Market Close: Muni Yields Rise on Tax Reform Concerns

The midterm elections dominated traders' attention this week as Republican's seized control of the U.S. Senate, fanning concern that the municipal tax exemption may be changed.

Muni Week In Review November 7, 2014

Increases in muni yields, which had started after the Institute for Supply Management's manufacturing report beat expectations, continued until Friday, when they recovered some lost ground after U.S. employment data were weaker than forecast. One of the larger deals on next week's calendar, a $355.35 million Wisconsin general obligation refunding, was placed on day-to-das status because of its sensitivity to market conditions in a rising rate climate, according to an underwriter at senior book-runner Morgan Stanley & Co.

'"While the broader election results putting both houses of Congress under Republican control should not lead to significant, immediate consequences for munis, comprehensive tax reform talk could again raise market concerns over the potential for the muni tax exemption to be revisited," Patrick Early, chief municipal analyst at Wells Fargo Advisors, wrote in a report released on Wednesday, after the election. "We continue to believe that comprehensive tax reform with the potential to affect the muni exemption is not a near term concern, but with both chambers now under Republican leadership, we expect that the issue of tax reform could return as a headline risk item for munis."

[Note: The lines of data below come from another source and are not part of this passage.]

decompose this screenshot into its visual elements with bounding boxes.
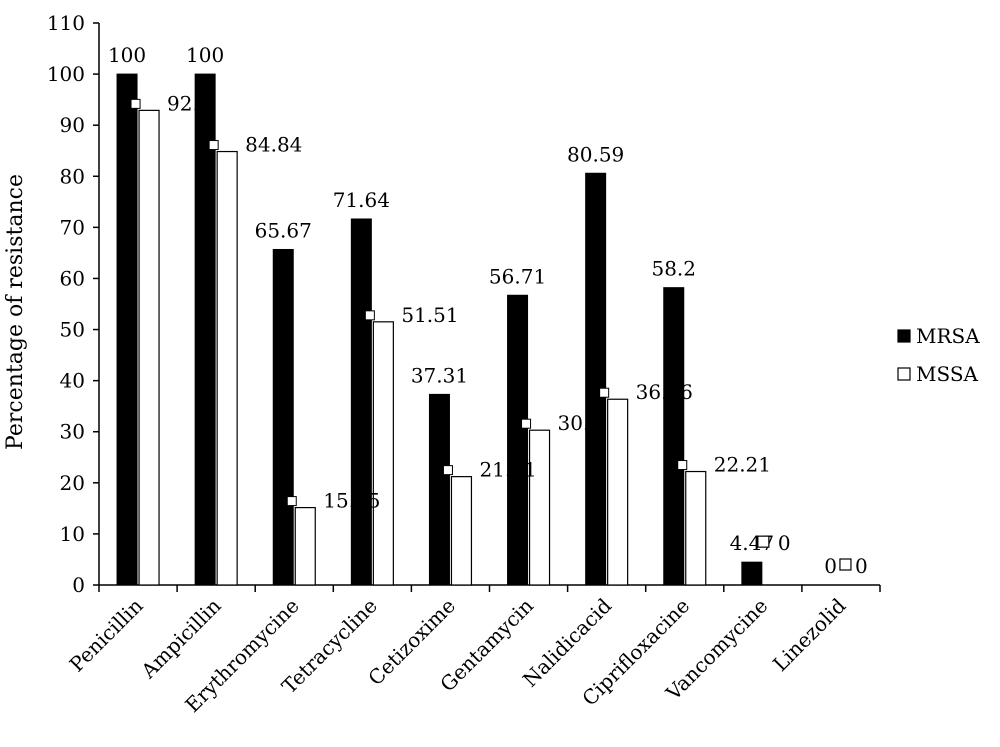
y-tick-label: 70 — [60, 215, 85, 239]
legend-label-mssa: MSSA — [916, 362, 979, 386]
data-label-mrsa: 71.64 — [333, 188, 390, 212]
y-tick-label: 10 — [60, 522, 85, 546]
category-label: Penicillin — [65, 593, 148, 676]
legend: MRSA MSSA — [897, 324, 980, 386]
data-label-mssa: 0 — [855, 554, 868, 578]
y-axis-label: Percentage of resistance — [3, 174, 28, 450]
data-label-mrsa: 37.31 — [411, 363, 468, 387]
label-marker — [364, 310, 375, 321]
data-label-mrsa: 80.59 — [567, 142, 624, 166]
bar-mrsa — [350, 218, 372, 586]
bar-mssa — [372, 321, 394, 586]
bar-mrsa — [194, 73, 216, 586]
bar-mrsa — [741, 561, 763, 586]
bar-mrsa — [428, 393, 450, 586]
bar-mssa — [528, 429, 551, 586]
y-tick-label: 110 — [47, 11, 85, 35]
label-marker — [286, 496, 297, 507]
bar-mssa — [138, 109, 160, 586]
data-label-mssa: 92.9 — [167, 91, 212, 115]
data-label-mrsa: 58.2 — [651, 257, 696, 281]
label-marker — [677, 460, 688, 471]
data-label-mrsa: 0 — [824, 554, 837, 578]
y-tick-label: 0 — [72, 573, 85, 597]
category-labels: PenicillinAmpicillinErythromycineTetracy… — [65, 593, 851, 717]
bar-mrsa — [507, 294, 529, 586]
data-label-mssa: 21.21 — [479, 458, 536, 482]
y-tick-label: 40 — [60, 369, 85, 393]
y-tick-label: 80 — [60, 164, 85, 188]
legend-label-mrsa: MRSA — [916, 324, 980, 348]
bars — [116, 73, 763, 586]
label-marker — [442, 465, 453, 476]
y-tick-label: 100 — [47, 62, 85, 86]
label-marker — [521, 418, 532, 429]
y-tick-label: 20 — [60, 471, 85, 495]
label-marker — [757, 535, 770, 548]
bar-mrsa — [663, 287, 685, 586]
data-label-mssa: 0 — [778, 531, 791, 555]
bar-mrsa — [116, 73, 138, 586]
data-label-mssa: 30.3 — [558, 411, 603, 435]
data-label-mssa: 84.84 — [245, 133, 302, 157]
data-label-mrsa: 65.67 — [255, 218, 312, 242]
y-tick-label: 90 — [60, 113, 85, 137]
y-tick-label: 50 — [60, 318, 85, 342]
label-marker — [130, 98, 141, 109]
data-label-mrsa: 100 — [186, 43, 224, 67]
y-tick-label: 60 — [60, 266, 85, 290]
label-marker — [599, 387, 610, 398]
data-label-mrsa: 100 — [108, 43, 146, 67]
bar-mrsa — [585, 172, 607, 586]
label-marker — [208, 140, 219, 151]
axes: 0 10 20 30 40 50 60 70 80 90 100 110 — [47, 11, 881, 597]
data-label-mssa: 22.21 — [714, 453, 771, 477]
data-labels: 100 92.9 100 84.84 65.67 15.15 71.64 51.51 37.31… — [108, 43, 868, 578]
data-label-mssa: 51.51 — [401, 303, 458, 327]
bar-mssa — [685, 470, 707, 586]
category-label: Linezolid — [768, 593, 851, 676]
bar-mssa — [450, 476, 473, 586]
bar-mssa — [216, 150, 238, 586]
legend-swatch-mrsa — [897, 329, 911, 343]
data-label-mssa: 15.15 — [323, 489, 380, 513]
label-marker — [839, 558, 852, 571]
data-label-mrsa: 56.71 — [489, 264, 546, 288]
bar-mssa — [294, 506, 316, 586]
y-tick-label: 30 — [60, 420, 85, 444]
legend-swatch-mssa — [897, 367, 911, 381]
bar-mrsa — [272, 248, 294, 586]
data-label-mssa: 36.36 — [636, 380, 693, 404]
bar-mssa — [607, 398, 629, 586]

The 10-year triple-A benchmark general obligation bond yield rose by eight basis points to 2.18% from Monday to Thursday, according to Municipal Market Data's triple-A scale. The 30-year increased by five basis points to 3.09% during the same period.

A worse than forecast employment situation report brought the municipal market's sell-off to a halt on Friday morning, and bonds strengthened by the end of the day, according to traders. Yields on bonds maturing from eight to 26 years fell by one basis point, according to MMD's triple-A scale. Those on bonds maturing from 27 to 30 years dropped by two basis points.

Traders attribute the market's strengthening on Friday to the employment report.

"Everyone was nervous it would cause the market to sell-off more, especially after the [ISM Manufacturing Index] number came out earlier," a trader in the south said. "But the employment numbers, sure unemployment rate fell, what? 0.1? All the underlying numbers were weak."

The employment situation report showed that nonfarm payrolls grew for the month of October, though the increase came in below analysts' expectations at 214,000.

Average hourly earnings month over month increased by 0.1%, shy of analysts' estimate of rise between 0.2% and 0.3%. Private payrolls for the month were 26,000 beneath analysts' predictions at 209,000.

Some traders were disappointed the sell-off is not continuing.

"There is so much cash on the side lines these days!" a trader in Chicago said. "If munis became significantly cheaper to buy than Treasuries it could have been a really opportunity, a real chance for the municipal market to be flooded with cash."

Treasuries strengthened on Friday with the two-year note yield falling by two basis points to 0.54%, the 10-year dropping by seven basis points to 2.32%, and the 30-year by four basis points to 3.05%.

Inflows Gain After Three-Week Fall

Municipal bond fund inflows rose after declining for three straight weeks.

Funds that report weekly had $85.3 million of inflows for the period ending Nov. 5, up from $37 million the week before, according to Lipper FMI.

Assets of all weekly reporting municipal funds dropped to $313.7 billion from $313.9 billion. The four-week moving average dropped to $151.8 million from $321.0 million.

Flows for long-term muni funds were negative, as they reported $191.7 million in outflows. This is worse than last week when long-term muni funds showed $12.8 million in outflows.

Long-term municipal mutual fund assets dropped to $164.8 billion from $165.1 billion last week. The four-week moving average for the long-term funds was an inflow of $90.8 million, down from $224 million last week.

High yield funds recovered, reporting inflows totaling $18.4 million following outflows of $20.8 million previously. Assets rose to $48.1 billion from $47.98 billion last week. The four-week moving average fell to $82.7 million from $143 million.